シガーレットチョコを買った。
見かけたから何となく買ってみただけ。
煙草を模した、百円もしない古臭い駄菓子。
ソファーに座って一本銜えてみる。
チョコの味がした。
当然だけど甘い。
人差し指と中指に挟んでから、すぅと息を吐いてみる。
何時もあいつがしてるように。
煙は出なかった。
当たり前だ。
指先のそれをぼんやりと眺めて、『昔』あいつにシガーレットチョコを買ってやったのを思い出す。
俺が煙いっつってんのにちっともあいつが禁煙しねぇから、いつものセッタを全部隠して、煙草のチョコにすり替えてやった。
一つだけポツンと置かれたそれを見付けて、最初奴は吃驚したような顔をして、それから一つ咥えて「甘い」って言って苦笑したっけ?
俺は甘い方がいいじゃんって笑った。
煙草を止めて偽物の煙草チョコを食べ続けたら、ヤツに染み付いた苦い香りも甘く変わったかもしれない。
甘い香りのあいつなんて想像出来なかったけど。
……それに、苦いのが嫌いってワケじゃない。
あいつは俺の悪戯に、しょうがないなぁって笑って、それからキスをしてきた。
軽く唇が触れ、何度も触れたり離れたりを繰り返した後、舌と舌を絡めて貪り合う。
そのキスは何時も通り苦くて、でもチョコなんかより全然甘かった。
あの苦くて甘い味はもう『過去』のものだ。
過去なんて俺にはなかった筈なのに。
煙いとか言い訳して、あいつの体の心配をすることも。
シガーレットチョコの悪戯をすることも。
あの、苦い笑いを向けられることも、もうない。
苦い笑いの中の甘い眼差し。
今はもう思い出すのも痛いほど、あんなに優しい目をしていたのは俺の意図を分かっていたから。

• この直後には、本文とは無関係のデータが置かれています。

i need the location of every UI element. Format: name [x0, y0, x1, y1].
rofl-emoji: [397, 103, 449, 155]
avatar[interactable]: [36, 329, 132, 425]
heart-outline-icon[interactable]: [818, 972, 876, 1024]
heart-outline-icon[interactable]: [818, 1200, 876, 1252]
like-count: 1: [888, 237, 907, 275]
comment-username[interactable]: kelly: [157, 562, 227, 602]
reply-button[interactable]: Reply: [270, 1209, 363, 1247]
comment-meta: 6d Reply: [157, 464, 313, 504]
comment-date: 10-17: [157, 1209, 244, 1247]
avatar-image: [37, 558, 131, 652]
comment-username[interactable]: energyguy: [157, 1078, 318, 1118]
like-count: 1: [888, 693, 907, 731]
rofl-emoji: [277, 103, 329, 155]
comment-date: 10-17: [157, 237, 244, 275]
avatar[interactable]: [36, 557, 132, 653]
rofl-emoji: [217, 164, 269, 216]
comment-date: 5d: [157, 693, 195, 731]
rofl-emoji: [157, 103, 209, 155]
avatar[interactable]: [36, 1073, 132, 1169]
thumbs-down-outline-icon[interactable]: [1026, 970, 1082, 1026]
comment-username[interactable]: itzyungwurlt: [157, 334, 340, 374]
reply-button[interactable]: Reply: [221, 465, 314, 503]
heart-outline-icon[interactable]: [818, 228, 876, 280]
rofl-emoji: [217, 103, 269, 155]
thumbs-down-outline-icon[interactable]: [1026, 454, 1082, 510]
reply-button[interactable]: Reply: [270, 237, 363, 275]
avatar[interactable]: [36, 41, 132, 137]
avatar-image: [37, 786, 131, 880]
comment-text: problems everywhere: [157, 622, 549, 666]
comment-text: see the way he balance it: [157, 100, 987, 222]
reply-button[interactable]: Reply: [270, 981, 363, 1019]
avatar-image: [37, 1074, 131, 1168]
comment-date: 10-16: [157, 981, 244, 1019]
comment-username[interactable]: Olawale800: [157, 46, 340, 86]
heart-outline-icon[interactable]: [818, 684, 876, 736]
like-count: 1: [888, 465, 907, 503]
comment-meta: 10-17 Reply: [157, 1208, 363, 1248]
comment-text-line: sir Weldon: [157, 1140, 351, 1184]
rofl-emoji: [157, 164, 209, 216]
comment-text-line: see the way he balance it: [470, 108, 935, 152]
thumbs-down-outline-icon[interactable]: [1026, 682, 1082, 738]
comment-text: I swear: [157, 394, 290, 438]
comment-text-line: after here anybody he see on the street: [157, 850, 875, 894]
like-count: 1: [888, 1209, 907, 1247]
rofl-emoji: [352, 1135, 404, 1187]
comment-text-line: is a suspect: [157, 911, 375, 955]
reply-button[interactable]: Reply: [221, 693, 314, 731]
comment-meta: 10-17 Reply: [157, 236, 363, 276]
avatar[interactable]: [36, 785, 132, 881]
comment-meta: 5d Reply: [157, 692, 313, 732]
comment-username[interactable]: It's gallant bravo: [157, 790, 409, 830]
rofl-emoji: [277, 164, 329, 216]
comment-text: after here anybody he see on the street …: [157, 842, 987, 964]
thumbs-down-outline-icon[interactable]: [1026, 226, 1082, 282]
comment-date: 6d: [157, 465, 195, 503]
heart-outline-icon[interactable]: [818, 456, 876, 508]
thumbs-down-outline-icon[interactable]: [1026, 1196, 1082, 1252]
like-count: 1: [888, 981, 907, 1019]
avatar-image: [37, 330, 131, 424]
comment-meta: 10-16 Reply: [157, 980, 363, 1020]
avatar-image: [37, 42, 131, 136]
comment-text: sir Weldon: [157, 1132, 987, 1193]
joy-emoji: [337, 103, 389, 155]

頬を伝い流れ落ちるものが何かなんて考えたくなかった。
シガーレットチョコを持つ手が小刻みに震え始める。
ポトリとそれが落ちたけど拾うこともできずにつっぷした。
ぎゅっと唇を結んで、辛うじて嗚咽を噛み殺す。
膝を抱え顔を埋めてただ小さくなった。
心臓の辺りを掴んで、どうしようもなく一人であることを思う。
世界に一人ぼっち。
てめぇのせいだよ。
久保ちゃんの馬鹿。
煙いっつってんのに禁煙しねぇから。
結局最期まで苦い香りだったあいつ。
俺からあいつを奪ったのは煙草じゃなくてたった一つの小さな弾丸だったけれど。
甘いはずのシガーレットチョコ。
口の中は何故かしょっぱかった。